C’est cette force transcendante qui « pousse Beethoven à chanter, Delacroix à chercher des tons, Baudelaire à fouiller sa langue, Hugo à être énorme, Darwin à constater la sélection naturelle, et celle qui pousse Pasteur, Berthelot à chercher, Gœthe à deviner les fleurs, Cuvier à reconstituer des fossiles : — la même qui pousse l’araignée à faire sa toile, et, si on la déchire, la faire et la refaire jusqu’à épuisement, comme l’amour, l’éréthisme mental ou de l’œil, la fureur génésique d’art. » J’ajouterai un exemple à ceux dont Laforgue corrobore son idée. N’est-ce pas cet attrait, irrésistible et mystérieux, dont Maeterlinck, traducteur des Disciples à Saïs, poétique expression du mysticisme naturaliste de Novalis, poursuit et décrit le jeu dans la Vie des abeilles Laforgue ne souscrit donc pas à la loi énoncée par Renan : l’art passe de la catégorie de l’instinct dans la catégorie de la réflexion.
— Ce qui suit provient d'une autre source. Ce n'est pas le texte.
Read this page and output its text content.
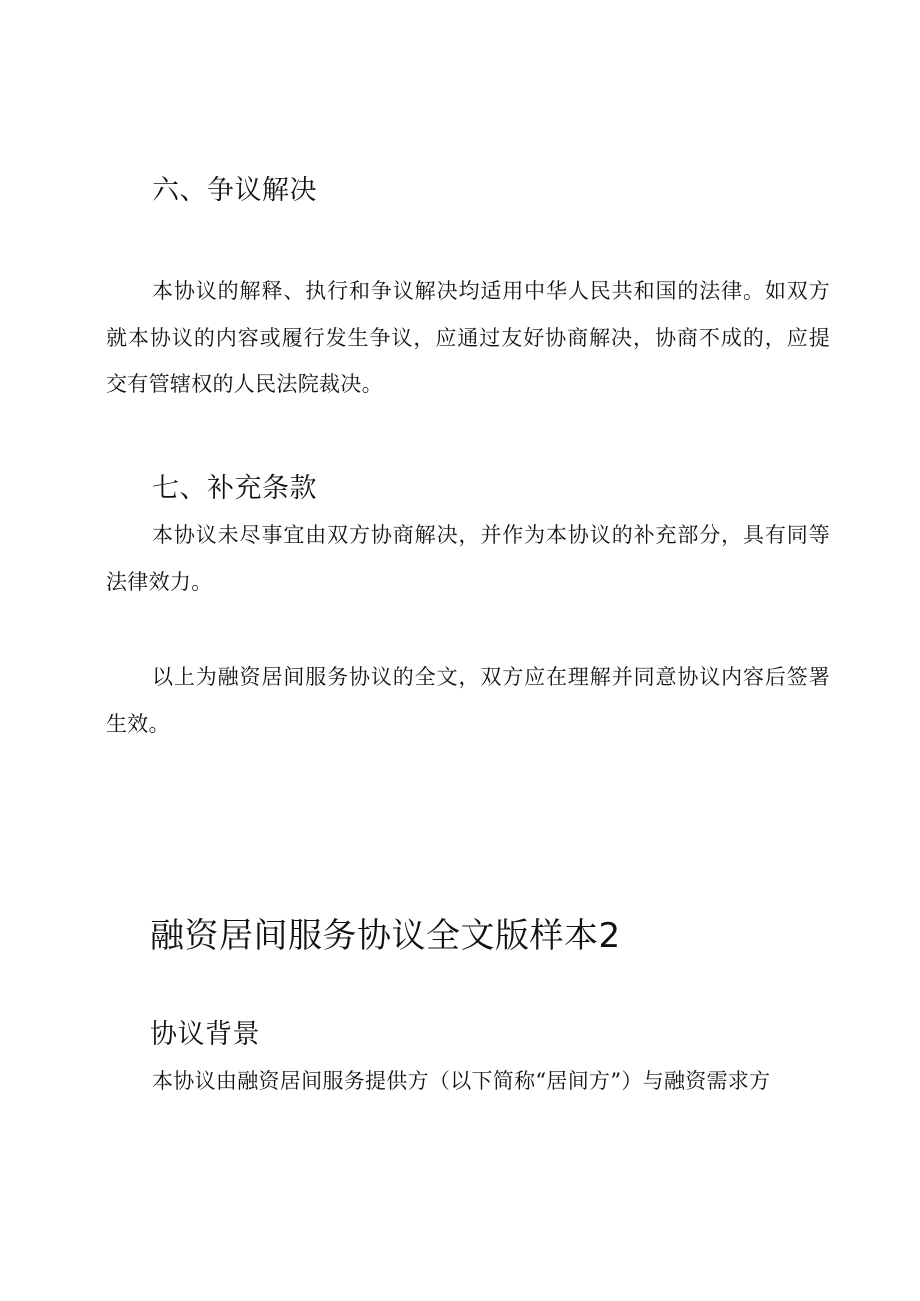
六、争议解决

本协议的解释、执行和争议解决均适用中华人民共和国的法律。如双方就本协议的内容或履行发生争议，应通过友好协商解决，协商不成的，应提交有管辖权的人民法院裁决。

七、补充条款

本协议未尽事宜由双方协商解决，并作为本协议的补充部分，具有同等法律效力。

以上为融资居间服务协议的全文，双方应在理解并同意协议内容后签署生效。

融资居间服务协议全文版样本2
协议背景

本协议由融资居间服务提供方（以下简称“居间方”）与融资需求方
Instincts et réflexion coexistent. Ou plutôt, la réflexion n’est qu’une forme — la dernière revêtue — de l’instinct.

Je m’agite aussi. Mais l’Inconscient me mène ;
Or, il sait ce qu’il fait ; je n’ai rien à y voir.

Il en est de l’Art comme de l’Amour :

Allez ! Laissez passer, laissez faire ; l’Amour
Reconnaîtra les siens : il est aveugle et sourd.